There are at least three ways to do compression for InnoDB - classic, holepunch and outsource.
The classic approach (table compression) was used and enhanced by the FB MySQL team. It might not have been widely used elsewhere. While it works, even for read/write workloads, the implementation is complicated and it isn't clear that it has a bright future.
The holepunch approach (page compression) is much simpler than the classic approach. Alas, I am skeptical that a filesystem will be happy tracking the metadata from doing a holepunch for every (or most) pages written. I am also skeptical that unlink() response times of seconds to minutes (because of the holepunch usage) will be good for a production DBMS. I wrote a few posts about my experience with the holepunch approach: here, here, here and here.
The outsource approach is the most simple from the perspective of InnoDB - let the filesystem or storage do the compression for you. In this case InnoDB continues to do filesystem reads and writes as if pages have a fixed size and the FS/storage compresses prior to writing to storage, decompresses after reading form storage and does all of the magic to make this work. While there are log-structured filesystems in OSS that might make this possible, such filesystems aren't widely used relative to XFS and the EXT family. There is also at least one storage device on the market that supports this.

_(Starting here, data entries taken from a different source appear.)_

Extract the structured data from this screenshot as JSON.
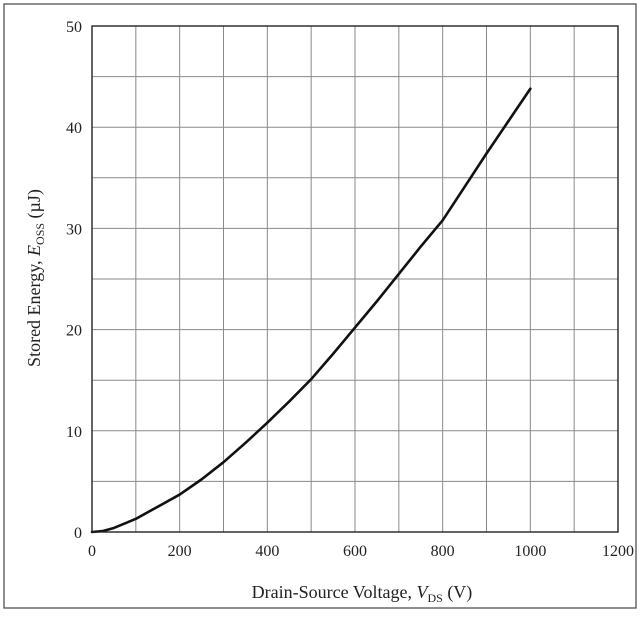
{
  "chart_data": {
    "type": "line",
    "title": "",
    "xlabel": {
      "prefix": "Drain-Source Voltage, ",
      "symbol": "V",
      "subscript": "DS",
      "suffix": " (V)"
    },
    "ylabel": {
      "prefix": "Stored Energy, ",
      "symbol": "E",
      "subscript": "OSS",
      "suffix": " (µJ)"
    },
    "xlim": [
      0,
      1200
    ],
    "ylim": [
      0,
      50
    ],
    "x_ticks": [
      0,
      200,
      400,
      600,
      800,
      1000,
      1200
    ],
    "y_ticks": [
      0,
      10,
      20,
      30,
      40,
      50
    ],
    "x_tick_labels": [
      "0",
      "200",
      "400",
      "600",
      "800",
      "1000",
      "1200"
    ],
    "y_tick_labels": [
      "0",
      "10",
      "20",
      "30",
      "40",
      "50"
    ],
    "x_grid_step": 100,
    "y_grid_step": 5,
    "grid": true,
    "legend": "none",
    "series": [
      {
        "x": [
          0,
          25,
          50,
          100,
          150,
          200,
          250,
          300,
          350,
          400,
          450,
          500,
          550,
          600,
          650,
          700,
          750,
          800,
          850,
          900,
          950,
          1000
        ],
        "y": [
          0,
          0.1,
          0.4,
          1.3,
          2.5,
          3.7,
          5.2,
          6.9,
          8.8,
          10.8,
          12.9,
          15.1,
          17.6,
          20.2,
          22.8,
          25.5,
          28.2,
          30.8,
          34.1,
          37.4,
          40.6,
          43.8
        ],
        "color": "#111111"
      }
    ]
  }
}
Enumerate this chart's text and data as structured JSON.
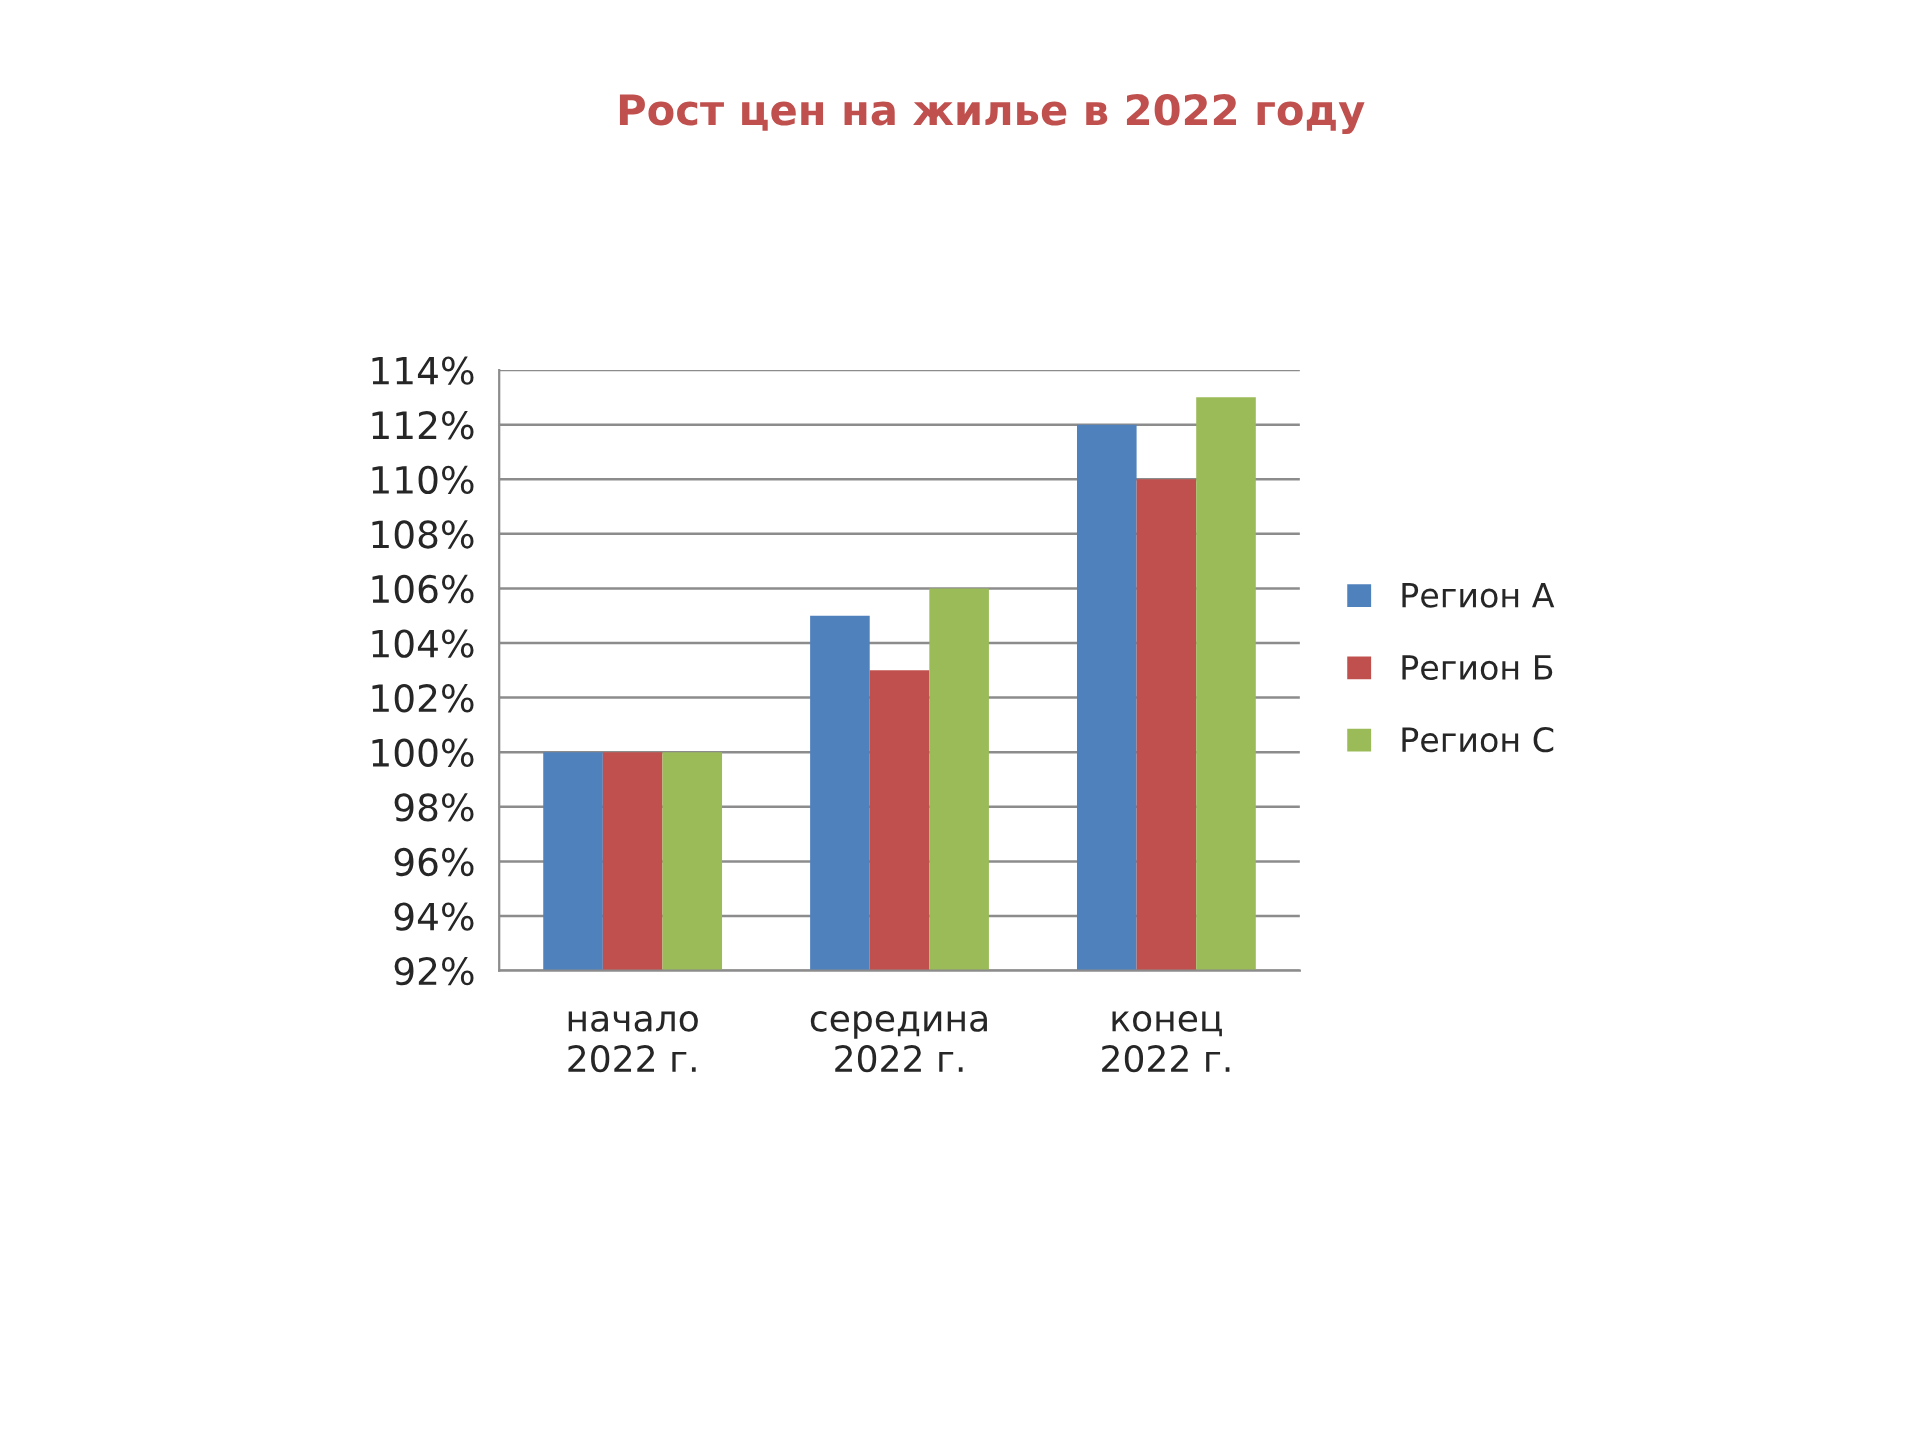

tl;dr - the outsource approach is useful when the data is sufficiently compressible and the cost of this approach (more write-amp) is greatly reduced when it provides atomic page writes.
After publishing I noticed this interesting Twitter thread on support for atomic writes.
I have a simple performance model to understand when the outsource approach will work. As always, the performance model makes assumptions that can be incorrect. Regardless the model is a good start when comparing the space and write amplification with the outsource approach relative to uncompressed InnoDB.
- The log-structured filesystem has 1+ log segments open for writing. Compressed (variable length) pages are written to the end of an open segment. Such a write can create garbage - the previous version of the page stored elsewhere in a log segment. Garbage collection (GC) copies live data from previously written log segments into open log segments to reclaim space from old log segments that have too much garbage.
- The garbage in log segments is a source of space amplification. Garbage collection is a source of write amplification.
- g - represents the average percentage of garbage (free space) in a previously written log segment.
- r - represents the compression rate. With r=0.5 then a 16kb page is compressed to 8kb.
- Write and space amplification are functions of g:
- write-amp = 100 / g
- space-amp = 100 / (100 - g)
- Assumes that g is constant across log segments. A better perf model would allow for variance.
- Assumes that r is constant across pages. A better perf model might allow for variance.
- Estimates of write and space amplification might be more complicated than the formula above.
- s is the space-amp ratio where s = r * 100 / (100 - g).
- w1 is the write-amp ratio assuming the doublewrite buffer is enabled where w1 = r * 100/g.
- w2 is the write-amp ratio assuming the doublewrite buffer is disabled. This assumes that outsource provides atomic page writes for free. The formula is w2 = r/2 * 100/g.